The Iraqi parliament had been scheduled to convene today to resolve a dispute about the makeup of the country's new government. The speaker of parliament delayed the meeting a few days, a move the Post calls "not entirely unexpected." The unpopular incumbent prime minister Ibrahim al-Jafari appears to be on the way out, but that and the issue of who will fill other top posts is still unresolved.
Congress spent $20 million on the field hospitals program in 2005, but it cut off funding in the current fiscal year and the project is still not finished. USAT notes that the cost of the program is tiny by federal government standards and that mobile hospitals would be a key element to the response to a large disaster. The Department of Homeland Security, which was running the program, also appears to be to blame for the lag. One former top official says the department "by and large has not been serious about the medical issues."
The LAT finds that Americans earning more than $500,000 a year pay about 22 percent of their income in taxes, barely more than the 20.6 percent paid by people earning $100,000 to $200,000. Those earning $40,000 to $50,000 pay 15.8 percent. Advocates of a flat tax have argued that this would lead to economic growth benefiting all. But, citing stats most of us have heard, the LAT argues that the gap between rich and poor in the U.S. is still growing, putting the lie to the flat-tax pushers.
When Chinese President Hu Jintao met with President Bush last year in China, Hu told Bush that he was too busy dealing with domestic crises to embark on an expansionist foreign policy, the NYT reports on the front page. Hu visits the U.S. this week.

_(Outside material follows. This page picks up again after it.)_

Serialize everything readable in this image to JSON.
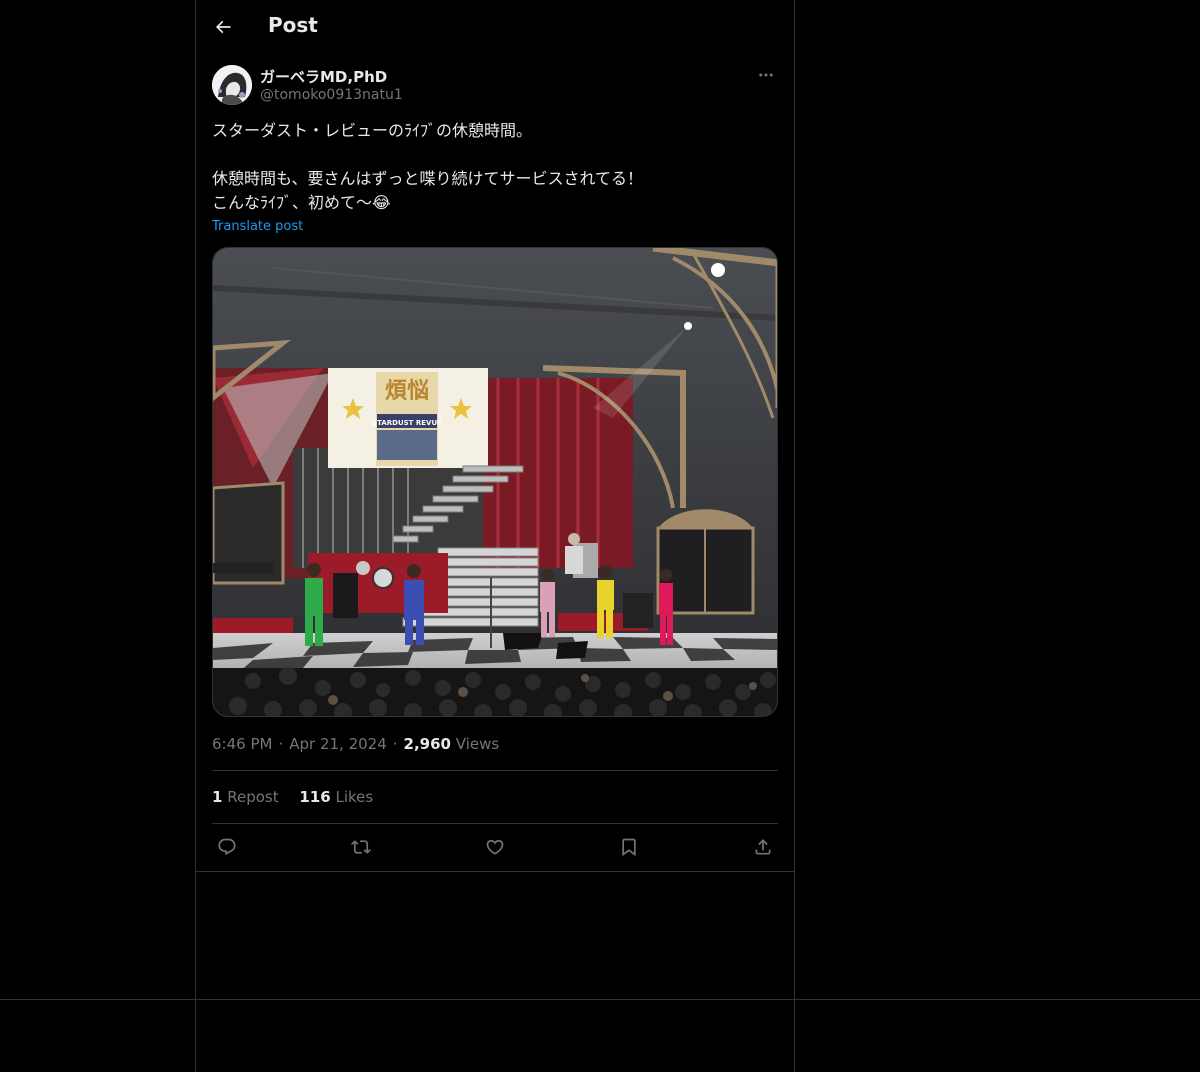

The NYT also fronts a look at how European governments—which often criticize the U.S. for its harsh anti-terrorism measures—are themselves slowly beginning to favor security over civil rights in their own countries. The U.K., France, Italy, Germany, and the Netherlands are all mentioned.
The Post fronts an investigative piece about whistle-blowers at Boeing who argue that the company is knowingly using faulty parts on its 737 jets that have to be "shoved and hammered into place." Boeing says the planes are safe; the dispute is in court.